Come this holiday season, retailers will be competing more than ever for their share of a far more limited buying pool. The winners will be the ones who shout the loudest about their products at precisely the time buyers need them. Here are eight tips for capturing your share of the market, while leaving your competitors silent and invisible:
1. Do your research. Tap into data-rich sources to get historical perspective on your industry and products. Your search engine marketing vendor most likely can analyze search engines to get an understanding of online costs for your category from the previous year. Or, web analytics vendors may show top industry category keywords and your competitors’ top site traffic keywords.
2. Know your online buying trends from October through January. This goes beyond Cyber Monday and Black Friday. Know which days are browsing days, too. It may be prudent to change your campaigns to accommodate browsing as opposed to buying.
3. Get realistic with goals. Not every retailer in the same category is competing with the same budget, so adjust accordingly. Also, budgets may change with expected cost-per-click inflation during the holiday season, so you may need to be more creative to compensate for less budget spending.
4. Consider all insight. Have you compared your organic rankings versus paid? Can organic or paid be used to help lift the other? What are your trends with site traffic? Where are your opportunities? There are many ways to more efficiently use SEM and cut down on wasteful spending, so think outside of your campaign.
5. It’s all in the timing. Matching your search execution to your promotional calendar is vital. But another simple piece of comparison homework to do is count the number of shopping days in the season this year versus last year. December 2008, for example, had four full weekends, while December 2007 had five. This helps you establish realistic expectations and to allocate budget appropriately. Consider shipping dates as well, which could differ for product type or category.
6. Give your customers a good landing. Always send customers to targeted landing pages. Also, in some cases of cross-selling, use a category landing page rather than a product-specific landing page, becasue category landing pages provide customers with more than just the item they originally desired.

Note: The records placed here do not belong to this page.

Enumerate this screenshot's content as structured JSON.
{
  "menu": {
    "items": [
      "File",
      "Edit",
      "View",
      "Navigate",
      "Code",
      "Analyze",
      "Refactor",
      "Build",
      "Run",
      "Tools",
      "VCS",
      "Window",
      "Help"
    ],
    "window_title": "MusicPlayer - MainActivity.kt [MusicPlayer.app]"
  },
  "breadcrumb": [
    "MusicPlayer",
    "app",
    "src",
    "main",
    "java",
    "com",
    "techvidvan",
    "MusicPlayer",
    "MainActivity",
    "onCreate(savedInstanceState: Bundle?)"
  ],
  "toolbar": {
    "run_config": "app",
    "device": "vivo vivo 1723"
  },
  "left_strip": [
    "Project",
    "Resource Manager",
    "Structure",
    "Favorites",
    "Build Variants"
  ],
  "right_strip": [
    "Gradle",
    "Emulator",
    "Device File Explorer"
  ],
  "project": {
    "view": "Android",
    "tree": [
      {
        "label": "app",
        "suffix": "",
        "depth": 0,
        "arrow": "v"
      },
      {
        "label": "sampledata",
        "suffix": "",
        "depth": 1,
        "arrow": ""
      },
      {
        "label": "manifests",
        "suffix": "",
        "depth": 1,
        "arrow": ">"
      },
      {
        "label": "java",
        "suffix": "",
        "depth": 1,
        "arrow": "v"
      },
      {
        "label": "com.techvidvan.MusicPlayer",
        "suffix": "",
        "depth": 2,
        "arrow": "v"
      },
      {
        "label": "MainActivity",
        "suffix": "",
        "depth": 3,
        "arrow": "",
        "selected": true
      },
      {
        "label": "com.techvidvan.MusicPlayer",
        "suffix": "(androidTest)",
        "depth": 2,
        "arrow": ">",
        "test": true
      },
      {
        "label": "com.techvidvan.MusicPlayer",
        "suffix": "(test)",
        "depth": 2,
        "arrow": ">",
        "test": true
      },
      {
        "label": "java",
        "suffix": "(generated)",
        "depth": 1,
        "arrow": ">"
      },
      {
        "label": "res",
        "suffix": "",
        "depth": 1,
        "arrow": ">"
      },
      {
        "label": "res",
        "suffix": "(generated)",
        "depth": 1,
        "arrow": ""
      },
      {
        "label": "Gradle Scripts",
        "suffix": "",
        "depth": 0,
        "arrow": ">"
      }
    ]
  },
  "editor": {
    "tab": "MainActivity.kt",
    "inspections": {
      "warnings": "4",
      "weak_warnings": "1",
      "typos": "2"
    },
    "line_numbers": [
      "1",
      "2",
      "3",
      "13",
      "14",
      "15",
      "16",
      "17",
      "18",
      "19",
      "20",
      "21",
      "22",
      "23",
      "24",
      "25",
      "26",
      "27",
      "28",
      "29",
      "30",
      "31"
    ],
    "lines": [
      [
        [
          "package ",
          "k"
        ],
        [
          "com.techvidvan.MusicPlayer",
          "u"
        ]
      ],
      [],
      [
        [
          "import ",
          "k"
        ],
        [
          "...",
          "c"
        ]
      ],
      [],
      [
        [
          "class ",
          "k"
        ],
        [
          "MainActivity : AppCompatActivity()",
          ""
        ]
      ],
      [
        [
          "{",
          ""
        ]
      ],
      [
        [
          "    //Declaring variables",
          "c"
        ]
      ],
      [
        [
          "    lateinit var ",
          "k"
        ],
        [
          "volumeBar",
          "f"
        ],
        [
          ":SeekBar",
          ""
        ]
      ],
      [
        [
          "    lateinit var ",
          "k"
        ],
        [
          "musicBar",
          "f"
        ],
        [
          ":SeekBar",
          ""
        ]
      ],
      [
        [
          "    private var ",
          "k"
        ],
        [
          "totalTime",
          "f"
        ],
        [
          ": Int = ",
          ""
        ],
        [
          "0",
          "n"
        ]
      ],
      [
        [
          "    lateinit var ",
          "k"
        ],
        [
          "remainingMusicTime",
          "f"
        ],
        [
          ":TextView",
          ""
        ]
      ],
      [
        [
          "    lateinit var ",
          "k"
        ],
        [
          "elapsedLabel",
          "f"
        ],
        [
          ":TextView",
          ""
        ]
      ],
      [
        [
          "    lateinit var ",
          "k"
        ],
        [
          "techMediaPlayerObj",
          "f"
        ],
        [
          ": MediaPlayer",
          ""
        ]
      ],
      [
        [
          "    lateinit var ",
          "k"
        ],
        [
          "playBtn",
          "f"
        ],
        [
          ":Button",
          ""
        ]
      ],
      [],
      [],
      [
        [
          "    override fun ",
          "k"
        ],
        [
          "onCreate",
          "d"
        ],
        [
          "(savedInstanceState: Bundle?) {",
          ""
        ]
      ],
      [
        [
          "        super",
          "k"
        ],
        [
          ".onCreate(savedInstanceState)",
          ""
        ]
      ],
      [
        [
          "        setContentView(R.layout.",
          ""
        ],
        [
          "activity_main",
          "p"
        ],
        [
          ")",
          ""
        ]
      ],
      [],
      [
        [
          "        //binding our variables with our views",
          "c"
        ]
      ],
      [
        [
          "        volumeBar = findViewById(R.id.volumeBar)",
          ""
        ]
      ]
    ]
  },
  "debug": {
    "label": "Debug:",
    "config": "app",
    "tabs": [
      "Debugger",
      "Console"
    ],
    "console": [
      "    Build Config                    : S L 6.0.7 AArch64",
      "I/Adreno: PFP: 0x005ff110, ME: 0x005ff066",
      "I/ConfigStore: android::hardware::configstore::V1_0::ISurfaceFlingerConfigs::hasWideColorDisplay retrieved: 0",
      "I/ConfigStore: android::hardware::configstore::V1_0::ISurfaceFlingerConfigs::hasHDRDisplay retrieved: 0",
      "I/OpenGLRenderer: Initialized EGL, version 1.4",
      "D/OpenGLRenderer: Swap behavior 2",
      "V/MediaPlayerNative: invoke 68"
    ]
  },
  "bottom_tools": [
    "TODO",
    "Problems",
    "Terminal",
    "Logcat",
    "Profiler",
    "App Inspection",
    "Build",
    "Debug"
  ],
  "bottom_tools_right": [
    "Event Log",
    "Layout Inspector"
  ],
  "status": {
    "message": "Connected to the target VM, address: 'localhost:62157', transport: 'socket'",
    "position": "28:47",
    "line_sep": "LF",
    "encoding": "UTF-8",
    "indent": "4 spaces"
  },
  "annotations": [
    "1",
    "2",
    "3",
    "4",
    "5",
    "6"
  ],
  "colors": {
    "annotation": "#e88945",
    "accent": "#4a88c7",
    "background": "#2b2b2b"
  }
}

7. Get technical. Data details are what make or break your SEM campaign. Paying attention to the granularity of your results and opportunities makes all the difference. Gain access to "share of voice" and "lost impression share" reports from search engine representatives. Analyze these reports, and make adjustments as you go.
8. Plan to spend quickly when opportunity knocks. They say opportunity doesn’t wait. And never does it unveil itself — and disappear — quicker than online. Set up your SEM to leverage timely opportunities by planning ahead on payments to search engines. This arrangement can help you quickly access more of a budget when you need to or jump on an opportunity that presents itself quickly. Credit limits and rules differ for each search engine; and plan ahead for each one.